こんな話をすると、日本で英語を勉強している人をビビらせるだけかもしれないが、そんなつもりはない。
私自身、そんな失敗を繰り返しても生き延びたので、他の人も絶対大丈夫なはずだ。
ただ、アクセントに気を使ってほしいということだ。
 
細かいニュアンスは、実際にネイティブの人と話さないとわからないと思う。
しかし、二つだけアドバイスがある。
 
 まず、とにかく、ブッキラボウにならないように気をつけること。
 (つまり、アクセントは重要だと意識すること。)
 
もうひとつは
 
 標準的なアクセントを覚えること。
 
標準的なアクセントとは、言わば、「普通の言い方」だ。自分の特別な気持ちは「普通の言い方」からの
ブレで表すことになる。だから、なんにしても、標準的なアクセントを覚えることが必須になる。

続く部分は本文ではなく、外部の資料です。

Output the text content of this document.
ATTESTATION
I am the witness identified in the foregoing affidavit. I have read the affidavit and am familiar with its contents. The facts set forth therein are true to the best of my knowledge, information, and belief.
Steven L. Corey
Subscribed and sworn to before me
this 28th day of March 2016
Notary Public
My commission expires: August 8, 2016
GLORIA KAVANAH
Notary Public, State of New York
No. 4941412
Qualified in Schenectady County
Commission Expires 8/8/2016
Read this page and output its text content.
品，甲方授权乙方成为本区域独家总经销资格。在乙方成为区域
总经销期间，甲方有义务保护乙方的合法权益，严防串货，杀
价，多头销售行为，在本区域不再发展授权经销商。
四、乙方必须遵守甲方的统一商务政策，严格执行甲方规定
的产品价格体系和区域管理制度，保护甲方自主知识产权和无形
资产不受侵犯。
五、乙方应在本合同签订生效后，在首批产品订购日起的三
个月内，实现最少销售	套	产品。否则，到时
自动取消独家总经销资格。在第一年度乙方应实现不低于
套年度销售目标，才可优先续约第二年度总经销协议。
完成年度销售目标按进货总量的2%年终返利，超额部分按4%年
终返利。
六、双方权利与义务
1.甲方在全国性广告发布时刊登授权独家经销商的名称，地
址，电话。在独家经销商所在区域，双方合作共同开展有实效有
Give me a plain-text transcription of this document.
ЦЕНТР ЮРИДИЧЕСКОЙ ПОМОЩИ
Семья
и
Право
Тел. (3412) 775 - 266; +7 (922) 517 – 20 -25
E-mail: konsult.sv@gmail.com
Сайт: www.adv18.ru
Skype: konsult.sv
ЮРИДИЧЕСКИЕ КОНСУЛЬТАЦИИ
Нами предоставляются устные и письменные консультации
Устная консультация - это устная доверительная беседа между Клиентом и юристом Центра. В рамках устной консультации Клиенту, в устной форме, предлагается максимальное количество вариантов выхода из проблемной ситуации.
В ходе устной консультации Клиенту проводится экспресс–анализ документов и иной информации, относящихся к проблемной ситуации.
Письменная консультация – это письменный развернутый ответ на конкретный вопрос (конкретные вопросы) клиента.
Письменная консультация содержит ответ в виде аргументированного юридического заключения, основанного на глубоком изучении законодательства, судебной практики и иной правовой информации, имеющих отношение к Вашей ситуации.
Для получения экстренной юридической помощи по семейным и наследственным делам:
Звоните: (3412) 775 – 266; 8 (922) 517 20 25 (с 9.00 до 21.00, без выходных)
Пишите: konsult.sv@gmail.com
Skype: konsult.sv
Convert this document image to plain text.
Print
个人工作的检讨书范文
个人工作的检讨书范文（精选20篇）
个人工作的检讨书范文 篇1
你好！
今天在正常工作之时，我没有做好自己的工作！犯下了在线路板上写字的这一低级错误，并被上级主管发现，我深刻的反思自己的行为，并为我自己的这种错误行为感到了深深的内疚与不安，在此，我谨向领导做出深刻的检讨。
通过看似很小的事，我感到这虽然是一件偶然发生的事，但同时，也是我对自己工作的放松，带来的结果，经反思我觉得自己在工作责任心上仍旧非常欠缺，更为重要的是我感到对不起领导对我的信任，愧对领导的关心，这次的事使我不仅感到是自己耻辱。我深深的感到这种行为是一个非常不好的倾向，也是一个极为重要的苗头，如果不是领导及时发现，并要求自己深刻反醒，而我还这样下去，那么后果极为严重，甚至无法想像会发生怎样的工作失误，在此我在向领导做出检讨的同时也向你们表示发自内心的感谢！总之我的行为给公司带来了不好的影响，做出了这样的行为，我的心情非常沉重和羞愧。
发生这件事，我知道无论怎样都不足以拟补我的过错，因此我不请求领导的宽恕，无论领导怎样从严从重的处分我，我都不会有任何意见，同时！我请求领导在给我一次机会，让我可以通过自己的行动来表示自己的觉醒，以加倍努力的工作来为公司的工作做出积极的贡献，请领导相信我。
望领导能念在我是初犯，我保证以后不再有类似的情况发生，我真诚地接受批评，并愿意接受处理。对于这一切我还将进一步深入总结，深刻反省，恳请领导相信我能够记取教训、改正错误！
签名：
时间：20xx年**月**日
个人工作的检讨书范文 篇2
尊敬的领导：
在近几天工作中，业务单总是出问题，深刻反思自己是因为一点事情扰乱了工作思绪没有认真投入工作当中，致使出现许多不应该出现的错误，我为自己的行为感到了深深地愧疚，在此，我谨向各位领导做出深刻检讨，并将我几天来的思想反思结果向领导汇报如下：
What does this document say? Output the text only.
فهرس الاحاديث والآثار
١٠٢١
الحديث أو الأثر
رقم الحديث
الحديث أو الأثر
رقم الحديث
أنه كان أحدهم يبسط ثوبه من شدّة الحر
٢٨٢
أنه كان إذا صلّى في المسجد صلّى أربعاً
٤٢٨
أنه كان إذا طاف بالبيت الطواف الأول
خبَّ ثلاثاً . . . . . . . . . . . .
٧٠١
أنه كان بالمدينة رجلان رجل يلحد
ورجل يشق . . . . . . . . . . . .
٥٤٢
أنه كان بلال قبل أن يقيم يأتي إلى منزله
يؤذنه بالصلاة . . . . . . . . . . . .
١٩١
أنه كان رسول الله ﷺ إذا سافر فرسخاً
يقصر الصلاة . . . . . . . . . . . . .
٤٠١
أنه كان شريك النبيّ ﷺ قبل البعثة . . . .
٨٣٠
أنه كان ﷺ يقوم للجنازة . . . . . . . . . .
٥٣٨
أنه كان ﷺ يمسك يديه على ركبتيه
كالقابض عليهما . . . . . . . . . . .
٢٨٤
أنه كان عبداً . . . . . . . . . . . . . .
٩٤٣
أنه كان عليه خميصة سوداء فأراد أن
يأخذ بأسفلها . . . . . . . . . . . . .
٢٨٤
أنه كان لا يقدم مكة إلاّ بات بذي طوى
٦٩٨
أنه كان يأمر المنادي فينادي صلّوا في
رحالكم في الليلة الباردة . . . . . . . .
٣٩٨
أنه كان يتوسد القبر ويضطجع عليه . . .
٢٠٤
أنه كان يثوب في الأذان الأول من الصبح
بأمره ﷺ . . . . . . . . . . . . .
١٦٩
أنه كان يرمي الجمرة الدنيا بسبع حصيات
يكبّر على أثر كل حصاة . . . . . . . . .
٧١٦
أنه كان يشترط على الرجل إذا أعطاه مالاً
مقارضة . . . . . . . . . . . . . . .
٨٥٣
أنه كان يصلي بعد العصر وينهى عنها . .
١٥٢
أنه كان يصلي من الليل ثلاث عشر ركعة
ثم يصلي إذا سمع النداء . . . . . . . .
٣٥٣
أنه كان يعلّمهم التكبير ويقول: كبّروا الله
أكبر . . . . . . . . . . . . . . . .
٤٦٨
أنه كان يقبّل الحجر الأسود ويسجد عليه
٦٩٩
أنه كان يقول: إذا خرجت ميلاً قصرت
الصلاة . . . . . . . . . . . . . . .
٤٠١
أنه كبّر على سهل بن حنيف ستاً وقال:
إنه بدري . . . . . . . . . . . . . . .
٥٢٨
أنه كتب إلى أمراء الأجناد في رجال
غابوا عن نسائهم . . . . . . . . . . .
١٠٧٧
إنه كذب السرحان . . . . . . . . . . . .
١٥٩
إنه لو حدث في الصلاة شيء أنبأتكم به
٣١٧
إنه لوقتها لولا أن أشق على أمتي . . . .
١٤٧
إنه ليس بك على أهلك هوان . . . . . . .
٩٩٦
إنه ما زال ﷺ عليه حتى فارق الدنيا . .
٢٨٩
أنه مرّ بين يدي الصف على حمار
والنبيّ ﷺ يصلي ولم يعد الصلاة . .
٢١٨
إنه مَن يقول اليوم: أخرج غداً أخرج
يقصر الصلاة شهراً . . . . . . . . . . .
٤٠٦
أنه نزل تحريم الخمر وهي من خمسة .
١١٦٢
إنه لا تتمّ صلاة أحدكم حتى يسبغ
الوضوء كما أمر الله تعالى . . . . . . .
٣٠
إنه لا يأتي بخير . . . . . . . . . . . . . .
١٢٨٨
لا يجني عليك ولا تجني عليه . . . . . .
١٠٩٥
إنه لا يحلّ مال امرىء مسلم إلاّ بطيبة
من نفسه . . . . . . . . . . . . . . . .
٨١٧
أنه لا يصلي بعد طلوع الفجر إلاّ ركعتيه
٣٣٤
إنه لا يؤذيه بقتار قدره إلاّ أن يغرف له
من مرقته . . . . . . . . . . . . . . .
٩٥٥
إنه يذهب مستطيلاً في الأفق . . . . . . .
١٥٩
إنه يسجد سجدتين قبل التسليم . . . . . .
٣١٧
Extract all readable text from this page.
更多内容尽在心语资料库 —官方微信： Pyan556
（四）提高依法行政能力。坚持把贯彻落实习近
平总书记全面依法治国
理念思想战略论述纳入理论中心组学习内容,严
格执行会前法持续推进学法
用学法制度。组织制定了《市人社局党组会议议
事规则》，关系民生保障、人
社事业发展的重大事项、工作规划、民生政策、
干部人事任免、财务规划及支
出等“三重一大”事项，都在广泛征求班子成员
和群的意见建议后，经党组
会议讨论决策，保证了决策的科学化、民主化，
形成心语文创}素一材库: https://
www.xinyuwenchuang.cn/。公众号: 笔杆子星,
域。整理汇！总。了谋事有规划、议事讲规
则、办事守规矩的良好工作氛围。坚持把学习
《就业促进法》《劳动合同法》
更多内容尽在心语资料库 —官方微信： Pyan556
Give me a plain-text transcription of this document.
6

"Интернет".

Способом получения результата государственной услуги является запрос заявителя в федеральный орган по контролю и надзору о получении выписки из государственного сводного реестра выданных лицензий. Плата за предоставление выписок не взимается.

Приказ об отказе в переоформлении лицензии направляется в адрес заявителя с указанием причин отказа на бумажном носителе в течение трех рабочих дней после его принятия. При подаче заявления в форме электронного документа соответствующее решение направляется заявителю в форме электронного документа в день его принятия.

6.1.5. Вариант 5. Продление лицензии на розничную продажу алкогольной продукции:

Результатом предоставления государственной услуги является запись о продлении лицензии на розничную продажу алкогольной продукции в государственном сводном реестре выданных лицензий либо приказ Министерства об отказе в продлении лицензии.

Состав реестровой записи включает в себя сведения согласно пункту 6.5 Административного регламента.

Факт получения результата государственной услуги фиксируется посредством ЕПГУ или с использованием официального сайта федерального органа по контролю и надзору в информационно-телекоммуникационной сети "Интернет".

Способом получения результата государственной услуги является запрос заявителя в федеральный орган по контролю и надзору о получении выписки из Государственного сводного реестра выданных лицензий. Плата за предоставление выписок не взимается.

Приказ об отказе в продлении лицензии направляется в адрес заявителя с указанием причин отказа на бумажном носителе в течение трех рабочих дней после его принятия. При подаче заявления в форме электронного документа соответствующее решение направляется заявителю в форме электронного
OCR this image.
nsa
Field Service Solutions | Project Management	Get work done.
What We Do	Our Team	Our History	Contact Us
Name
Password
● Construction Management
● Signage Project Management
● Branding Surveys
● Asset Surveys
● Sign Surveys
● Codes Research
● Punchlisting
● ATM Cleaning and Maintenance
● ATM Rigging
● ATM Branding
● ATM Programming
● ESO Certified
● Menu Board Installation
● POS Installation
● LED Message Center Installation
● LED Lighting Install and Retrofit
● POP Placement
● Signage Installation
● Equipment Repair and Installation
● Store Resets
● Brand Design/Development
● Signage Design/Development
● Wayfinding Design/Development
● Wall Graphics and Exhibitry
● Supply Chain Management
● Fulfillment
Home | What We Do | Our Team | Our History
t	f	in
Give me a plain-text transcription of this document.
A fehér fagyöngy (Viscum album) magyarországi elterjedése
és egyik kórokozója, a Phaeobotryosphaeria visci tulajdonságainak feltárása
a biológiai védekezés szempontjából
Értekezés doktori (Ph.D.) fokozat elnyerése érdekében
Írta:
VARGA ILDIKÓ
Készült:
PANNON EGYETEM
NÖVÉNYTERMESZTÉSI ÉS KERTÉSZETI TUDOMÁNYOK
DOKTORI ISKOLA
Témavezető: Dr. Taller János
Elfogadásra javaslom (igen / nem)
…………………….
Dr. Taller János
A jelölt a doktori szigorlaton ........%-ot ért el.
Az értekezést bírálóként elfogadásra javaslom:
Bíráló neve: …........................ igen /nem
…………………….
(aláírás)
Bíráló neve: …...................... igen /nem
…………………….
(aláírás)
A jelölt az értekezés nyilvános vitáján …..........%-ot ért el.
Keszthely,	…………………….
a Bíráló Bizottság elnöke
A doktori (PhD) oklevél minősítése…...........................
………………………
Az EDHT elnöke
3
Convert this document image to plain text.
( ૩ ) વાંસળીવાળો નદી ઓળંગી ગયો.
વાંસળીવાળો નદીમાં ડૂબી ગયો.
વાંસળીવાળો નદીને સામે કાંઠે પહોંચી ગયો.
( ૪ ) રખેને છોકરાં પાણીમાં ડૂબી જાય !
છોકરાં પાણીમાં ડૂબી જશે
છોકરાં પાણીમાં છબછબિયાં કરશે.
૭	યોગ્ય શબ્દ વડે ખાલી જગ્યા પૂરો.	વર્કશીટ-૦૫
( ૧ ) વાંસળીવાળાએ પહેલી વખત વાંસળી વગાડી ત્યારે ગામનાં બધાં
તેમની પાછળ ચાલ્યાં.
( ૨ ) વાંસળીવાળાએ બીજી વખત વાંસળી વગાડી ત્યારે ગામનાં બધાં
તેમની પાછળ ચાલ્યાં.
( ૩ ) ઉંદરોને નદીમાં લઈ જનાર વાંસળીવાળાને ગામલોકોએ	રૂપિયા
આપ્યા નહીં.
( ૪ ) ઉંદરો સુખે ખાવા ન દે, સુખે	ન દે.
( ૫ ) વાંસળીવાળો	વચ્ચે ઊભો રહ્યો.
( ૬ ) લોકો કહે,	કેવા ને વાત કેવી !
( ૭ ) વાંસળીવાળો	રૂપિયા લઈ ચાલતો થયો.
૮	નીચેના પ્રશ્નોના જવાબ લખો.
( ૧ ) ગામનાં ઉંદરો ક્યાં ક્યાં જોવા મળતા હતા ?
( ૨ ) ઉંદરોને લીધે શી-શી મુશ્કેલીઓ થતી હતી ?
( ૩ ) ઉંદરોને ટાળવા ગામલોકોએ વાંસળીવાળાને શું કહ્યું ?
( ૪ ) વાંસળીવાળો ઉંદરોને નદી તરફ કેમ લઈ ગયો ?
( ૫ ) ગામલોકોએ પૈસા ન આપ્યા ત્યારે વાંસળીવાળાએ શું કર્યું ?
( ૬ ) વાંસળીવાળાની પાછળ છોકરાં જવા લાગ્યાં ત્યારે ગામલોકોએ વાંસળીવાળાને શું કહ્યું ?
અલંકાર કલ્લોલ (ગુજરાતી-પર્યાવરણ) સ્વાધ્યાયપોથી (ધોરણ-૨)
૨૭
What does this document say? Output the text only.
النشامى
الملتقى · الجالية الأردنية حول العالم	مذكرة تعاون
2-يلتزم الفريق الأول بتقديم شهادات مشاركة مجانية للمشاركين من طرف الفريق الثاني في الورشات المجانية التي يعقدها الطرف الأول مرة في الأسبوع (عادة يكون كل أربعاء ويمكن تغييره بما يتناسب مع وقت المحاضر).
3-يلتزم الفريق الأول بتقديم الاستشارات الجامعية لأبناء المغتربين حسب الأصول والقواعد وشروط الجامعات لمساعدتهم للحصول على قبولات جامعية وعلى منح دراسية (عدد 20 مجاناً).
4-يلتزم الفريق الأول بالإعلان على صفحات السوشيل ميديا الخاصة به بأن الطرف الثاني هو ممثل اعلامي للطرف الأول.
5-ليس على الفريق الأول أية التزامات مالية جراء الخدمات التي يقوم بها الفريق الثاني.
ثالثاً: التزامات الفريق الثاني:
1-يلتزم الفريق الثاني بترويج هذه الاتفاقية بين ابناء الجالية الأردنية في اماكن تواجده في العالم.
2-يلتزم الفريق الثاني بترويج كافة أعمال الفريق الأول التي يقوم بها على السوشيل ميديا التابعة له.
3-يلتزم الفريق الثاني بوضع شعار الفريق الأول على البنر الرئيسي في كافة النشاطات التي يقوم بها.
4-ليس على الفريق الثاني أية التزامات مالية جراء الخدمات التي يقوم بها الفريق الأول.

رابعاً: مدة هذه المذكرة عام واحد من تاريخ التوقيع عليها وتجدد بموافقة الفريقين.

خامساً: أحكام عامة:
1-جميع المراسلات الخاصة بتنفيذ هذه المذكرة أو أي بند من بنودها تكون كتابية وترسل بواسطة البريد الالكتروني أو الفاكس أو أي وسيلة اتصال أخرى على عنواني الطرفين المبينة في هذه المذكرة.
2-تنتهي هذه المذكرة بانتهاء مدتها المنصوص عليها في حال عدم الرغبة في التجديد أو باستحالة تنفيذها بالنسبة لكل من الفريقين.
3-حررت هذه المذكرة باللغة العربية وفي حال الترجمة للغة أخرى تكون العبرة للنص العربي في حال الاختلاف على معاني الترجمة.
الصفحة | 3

(まあ、「普通の言い方」で話していれば安全ということも言える。)
これは実は簡単だ。日本で売られている英語の教材の中にも、リズムを強調するものがある。
私の知る限り、よいものばかりだ。(保障はできないが。)
それらのうちの1つを選んで練習すればいいと思う。
 
補足:
「トツトツと話したら、アクセントはめちゃくちゃになるだろ」という人もいると思う。
本当に、ブツブツに切って話していれば、「ロボットみたい」と思われることはあっても「嫌な奴」にはならないだろう。
が、それは極端すぎるとして、「トツトツと話していても、それなりのアクセントはある」と言っておきたい。
気にしてさえいれば、身に付くと思うのだ。